The North Carolina Court of Appeals issued an opinion in Miller v. Mission Hospital, Inc.last week, which addressed the shifting burden of proof structure in regards to theParsons presumption.

Parsons presumption holds that where a plaintiff's injury has been proven to be compensable, there is a presumption that the additional medical treatment is directly related to the compensable injury. The employer may rebut the presumption with evidence that the medical treatment is not directly related to the compensable injury. If the employer is able to rebut the Parsons presumption, the burden of proof shifts back to the plaintiff.

The Plaintiff in Miller was diagnosed with and treated for a degenerative spinal condition in 2003. In the summer of 2009 plaintiff suffered a compensable injury at work compensable injury at work that aggravated her pre-existing back condition.
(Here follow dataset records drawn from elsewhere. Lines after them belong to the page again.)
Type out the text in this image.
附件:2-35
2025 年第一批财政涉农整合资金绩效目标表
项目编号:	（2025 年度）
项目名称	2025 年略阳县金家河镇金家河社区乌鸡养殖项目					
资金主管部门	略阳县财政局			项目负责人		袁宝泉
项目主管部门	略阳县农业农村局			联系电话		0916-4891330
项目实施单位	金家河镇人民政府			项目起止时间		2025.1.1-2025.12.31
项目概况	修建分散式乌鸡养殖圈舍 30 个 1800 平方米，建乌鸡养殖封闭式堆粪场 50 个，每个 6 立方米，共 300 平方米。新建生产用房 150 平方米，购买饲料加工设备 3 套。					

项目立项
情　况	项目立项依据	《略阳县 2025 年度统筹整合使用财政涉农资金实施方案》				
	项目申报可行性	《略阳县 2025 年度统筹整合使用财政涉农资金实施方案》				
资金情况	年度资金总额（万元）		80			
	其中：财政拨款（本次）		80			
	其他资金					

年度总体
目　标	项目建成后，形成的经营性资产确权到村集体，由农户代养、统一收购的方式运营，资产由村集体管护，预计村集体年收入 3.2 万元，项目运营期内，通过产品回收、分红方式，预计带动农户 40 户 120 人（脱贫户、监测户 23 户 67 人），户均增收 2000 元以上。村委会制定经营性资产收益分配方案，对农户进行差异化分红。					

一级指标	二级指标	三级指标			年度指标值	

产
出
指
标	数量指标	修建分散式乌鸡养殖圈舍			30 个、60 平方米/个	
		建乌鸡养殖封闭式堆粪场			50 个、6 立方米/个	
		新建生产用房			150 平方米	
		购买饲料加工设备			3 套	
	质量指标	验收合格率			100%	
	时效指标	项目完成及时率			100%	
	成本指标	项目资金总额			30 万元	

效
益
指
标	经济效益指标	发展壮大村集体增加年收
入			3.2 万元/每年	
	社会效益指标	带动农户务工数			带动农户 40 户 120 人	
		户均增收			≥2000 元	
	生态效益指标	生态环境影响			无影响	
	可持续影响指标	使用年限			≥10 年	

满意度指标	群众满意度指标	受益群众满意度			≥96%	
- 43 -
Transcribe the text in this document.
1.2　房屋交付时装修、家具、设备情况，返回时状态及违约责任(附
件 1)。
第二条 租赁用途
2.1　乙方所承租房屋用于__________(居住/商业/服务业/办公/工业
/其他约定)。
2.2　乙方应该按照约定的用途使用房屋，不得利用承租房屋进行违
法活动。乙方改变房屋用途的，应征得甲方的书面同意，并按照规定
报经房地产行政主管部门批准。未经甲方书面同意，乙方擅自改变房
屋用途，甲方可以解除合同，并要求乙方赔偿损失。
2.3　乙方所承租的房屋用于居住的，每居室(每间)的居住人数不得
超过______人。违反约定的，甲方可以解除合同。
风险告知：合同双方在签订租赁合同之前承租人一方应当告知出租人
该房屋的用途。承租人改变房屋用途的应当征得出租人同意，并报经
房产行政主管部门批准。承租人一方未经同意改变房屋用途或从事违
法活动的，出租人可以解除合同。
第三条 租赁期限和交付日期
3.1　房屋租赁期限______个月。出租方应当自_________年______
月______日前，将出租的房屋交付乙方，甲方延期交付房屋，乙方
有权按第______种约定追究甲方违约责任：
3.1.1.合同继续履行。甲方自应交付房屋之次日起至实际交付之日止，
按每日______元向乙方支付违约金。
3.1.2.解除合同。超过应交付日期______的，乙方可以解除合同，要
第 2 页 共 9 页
Defendant filed a Form 60 admitting the compensability of plaintiff's claim for worker's compensation benefits and describing her injury.

In February of 20110 plaintiff had a functional capacity evaluation and the examining doctor determined that plaintiff had reached maximum medical improvement and could return to work full time, with restrictions. However, a few weeks later, plaintiff reported to her doctor that her symptoms had gotten worse. In January of 2011 an orthopedic surgeon examined plaintiff and saw no reason why she could not return to work without restriction, and opined that the consequences of her work injury had resolved and no further treatment was needed.

Plaintiff requested that her claim for further compensation be heard before the Industrial Commission. The commission concluded that the plaintiff regained the capacity to earn the same wages she was earning at the time of the injury in the same employment, and therefore, is not disabled and there was no need for ongoing medical treatment related to the injury by accident.

The Court of Appeals held that plaintiff failed to meet her burden to produce competent medical evidence that her claim for ongoing medical benefits was related to her work accident in June of 2009. The Court further held that the Commission did not err in concluding that plaintiff was not entitled to further medical benefits arising from this claim.